On top of continuing her work in short films, Montgomery’s other films included The Law Forbids (1924), where Montgomery, foreshadowing the kind of roles Deanna Durbin would later make popular, brings her estranged parents back together. There was also Montgomery’s most famous vehicle, Captain January (1924), where she got to share the screen with the very established Hobart Bosworth. Montgomery was also the titular The Family Secret (1924), another one of her surviving movies, along with the delightful Helen’s Babies (1924) where Edward Everett Horton and Clara Bow are tasked with the surprisingly difficult job of babysitting her.

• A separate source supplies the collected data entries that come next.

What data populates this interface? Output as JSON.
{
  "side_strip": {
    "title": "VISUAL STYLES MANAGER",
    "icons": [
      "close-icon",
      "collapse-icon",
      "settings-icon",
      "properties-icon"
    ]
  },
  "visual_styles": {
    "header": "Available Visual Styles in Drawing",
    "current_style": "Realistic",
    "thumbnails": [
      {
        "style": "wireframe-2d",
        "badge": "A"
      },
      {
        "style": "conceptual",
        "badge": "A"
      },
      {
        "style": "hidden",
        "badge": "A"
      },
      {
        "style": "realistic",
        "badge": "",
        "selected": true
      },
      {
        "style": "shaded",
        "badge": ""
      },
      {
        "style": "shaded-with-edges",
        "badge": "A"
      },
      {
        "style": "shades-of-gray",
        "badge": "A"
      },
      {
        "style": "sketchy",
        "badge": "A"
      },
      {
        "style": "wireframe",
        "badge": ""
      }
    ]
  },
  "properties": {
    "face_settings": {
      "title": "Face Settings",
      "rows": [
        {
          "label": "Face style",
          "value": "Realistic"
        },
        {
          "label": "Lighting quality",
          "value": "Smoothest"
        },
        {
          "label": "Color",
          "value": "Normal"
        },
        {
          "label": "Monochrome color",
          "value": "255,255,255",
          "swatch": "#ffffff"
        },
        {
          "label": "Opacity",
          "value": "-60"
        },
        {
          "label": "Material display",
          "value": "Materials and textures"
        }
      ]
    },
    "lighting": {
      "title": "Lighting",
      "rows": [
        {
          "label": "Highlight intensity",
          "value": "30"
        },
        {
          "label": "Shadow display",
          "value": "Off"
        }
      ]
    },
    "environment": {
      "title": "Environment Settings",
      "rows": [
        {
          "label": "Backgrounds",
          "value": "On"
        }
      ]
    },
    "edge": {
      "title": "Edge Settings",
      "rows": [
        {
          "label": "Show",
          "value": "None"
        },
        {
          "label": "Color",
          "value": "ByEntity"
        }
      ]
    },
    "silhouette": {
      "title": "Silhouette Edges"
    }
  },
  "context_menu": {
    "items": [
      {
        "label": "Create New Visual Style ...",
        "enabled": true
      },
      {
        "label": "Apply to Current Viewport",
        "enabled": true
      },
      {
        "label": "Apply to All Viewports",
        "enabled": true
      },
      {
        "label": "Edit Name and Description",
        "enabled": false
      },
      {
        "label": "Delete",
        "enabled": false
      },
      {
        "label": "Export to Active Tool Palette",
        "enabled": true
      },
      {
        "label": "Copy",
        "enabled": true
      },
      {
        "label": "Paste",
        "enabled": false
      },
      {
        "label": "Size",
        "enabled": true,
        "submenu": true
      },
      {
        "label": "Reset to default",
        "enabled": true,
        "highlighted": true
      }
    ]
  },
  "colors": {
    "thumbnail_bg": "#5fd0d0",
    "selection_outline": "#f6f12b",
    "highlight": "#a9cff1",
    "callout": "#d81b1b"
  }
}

By now, Montgomery was pushing the ripe age of six and her box office appeal lessened. Her last silent film was April Fool (1926), where she didn’t even have a distinguishing role.

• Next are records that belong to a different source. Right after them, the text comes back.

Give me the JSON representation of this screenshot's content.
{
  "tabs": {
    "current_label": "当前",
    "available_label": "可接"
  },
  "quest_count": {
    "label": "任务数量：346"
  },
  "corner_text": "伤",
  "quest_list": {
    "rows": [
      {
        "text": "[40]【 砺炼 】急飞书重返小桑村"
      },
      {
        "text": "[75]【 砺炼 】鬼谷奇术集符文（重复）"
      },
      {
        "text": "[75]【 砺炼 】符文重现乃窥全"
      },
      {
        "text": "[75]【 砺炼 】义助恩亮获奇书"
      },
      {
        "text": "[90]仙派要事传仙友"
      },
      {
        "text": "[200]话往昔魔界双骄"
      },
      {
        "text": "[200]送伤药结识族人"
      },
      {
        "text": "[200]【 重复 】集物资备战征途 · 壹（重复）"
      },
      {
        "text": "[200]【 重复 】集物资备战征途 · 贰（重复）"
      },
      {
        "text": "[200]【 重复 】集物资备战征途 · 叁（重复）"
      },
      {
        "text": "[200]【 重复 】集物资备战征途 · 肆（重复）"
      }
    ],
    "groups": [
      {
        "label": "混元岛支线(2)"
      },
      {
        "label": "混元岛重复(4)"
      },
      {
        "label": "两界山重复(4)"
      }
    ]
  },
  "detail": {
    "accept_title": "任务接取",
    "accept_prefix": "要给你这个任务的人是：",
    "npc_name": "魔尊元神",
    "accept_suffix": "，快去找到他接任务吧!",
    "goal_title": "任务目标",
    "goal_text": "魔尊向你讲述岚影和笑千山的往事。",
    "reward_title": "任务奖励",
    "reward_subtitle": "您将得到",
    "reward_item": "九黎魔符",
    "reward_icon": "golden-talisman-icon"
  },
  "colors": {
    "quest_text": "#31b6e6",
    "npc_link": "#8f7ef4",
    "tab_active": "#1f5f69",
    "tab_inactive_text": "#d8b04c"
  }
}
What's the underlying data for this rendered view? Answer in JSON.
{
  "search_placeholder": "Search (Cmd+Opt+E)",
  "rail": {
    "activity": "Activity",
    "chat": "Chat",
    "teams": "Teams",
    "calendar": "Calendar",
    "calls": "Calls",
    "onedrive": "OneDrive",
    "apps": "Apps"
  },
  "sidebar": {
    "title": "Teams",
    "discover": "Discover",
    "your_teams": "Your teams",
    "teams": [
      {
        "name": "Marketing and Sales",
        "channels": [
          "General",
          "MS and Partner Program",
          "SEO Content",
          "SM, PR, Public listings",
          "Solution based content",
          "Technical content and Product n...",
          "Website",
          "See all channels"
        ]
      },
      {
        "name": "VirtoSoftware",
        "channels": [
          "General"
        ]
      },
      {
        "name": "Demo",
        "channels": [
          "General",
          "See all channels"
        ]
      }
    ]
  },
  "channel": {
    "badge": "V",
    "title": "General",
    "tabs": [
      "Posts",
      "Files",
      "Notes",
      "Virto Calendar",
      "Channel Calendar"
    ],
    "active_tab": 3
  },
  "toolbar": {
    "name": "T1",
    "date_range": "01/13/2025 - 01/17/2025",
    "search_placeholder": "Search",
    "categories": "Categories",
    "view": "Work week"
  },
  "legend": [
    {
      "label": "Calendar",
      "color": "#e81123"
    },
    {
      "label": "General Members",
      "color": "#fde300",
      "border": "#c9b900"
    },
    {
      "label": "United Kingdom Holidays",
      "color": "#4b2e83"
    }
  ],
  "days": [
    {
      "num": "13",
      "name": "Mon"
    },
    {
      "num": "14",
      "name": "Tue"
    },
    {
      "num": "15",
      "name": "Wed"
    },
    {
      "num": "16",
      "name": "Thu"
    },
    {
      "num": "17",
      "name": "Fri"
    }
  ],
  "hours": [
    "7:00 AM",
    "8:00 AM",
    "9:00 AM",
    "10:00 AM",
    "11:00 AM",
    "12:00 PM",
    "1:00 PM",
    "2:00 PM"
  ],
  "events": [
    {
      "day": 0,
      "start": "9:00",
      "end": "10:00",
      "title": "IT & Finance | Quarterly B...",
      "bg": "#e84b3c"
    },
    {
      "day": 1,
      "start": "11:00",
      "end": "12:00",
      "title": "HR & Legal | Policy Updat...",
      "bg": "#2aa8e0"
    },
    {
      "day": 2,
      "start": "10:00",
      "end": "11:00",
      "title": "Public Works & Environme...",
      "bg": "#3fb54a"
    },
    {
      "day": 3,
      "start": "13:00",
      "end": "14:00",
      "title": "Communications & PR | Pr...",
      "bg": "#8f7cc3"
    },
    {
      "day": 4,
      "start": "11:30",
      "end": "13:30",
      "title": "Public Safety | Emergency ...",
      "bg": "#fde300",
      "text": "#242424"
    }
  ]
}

In the similar Jackie Coogan fashion, Montgomery’s earnings were squandered away by her father’s stepfather. This resulted in Montgomery trying to make a go on vaudeville and back in films in the mid-30s as a teenager. She was credited in 8 Girls in a Boat (1934), but her other roles of the time went uncredited, except for the short Off His Base (1932), which showcased the Gleason family (James, Lucile, and Russell). Montgomery’s financial situation, however, caused her to suffer nervous breakdowns at a young age. Where is one to go after working for years as a child and suddenly finding out they couldn’t do that anymore? Montgomery, instead, found a career outside of the film business, while still incorporating her knowledge of the industry. She became a book publisher and author whose stories were centered around the classic Hollywood glamour. She also penned her own autobiography, cleverly called “What Ever Happened to Baby Peggy?” Not only does saying goodbye to Baby Peggy mean that we are saying goodbye to a famous child star, however, we are also saying goodbye to the silent era. Montgomery was the last living star of the silent film industry whose name alone drew in a crowd back when that’s all that was required to pack a theater. Gone are the Swansons, Keatons, Gilberts, Valentinos, Novarros, Pickfords, Chaneys, and the Baby Peggys.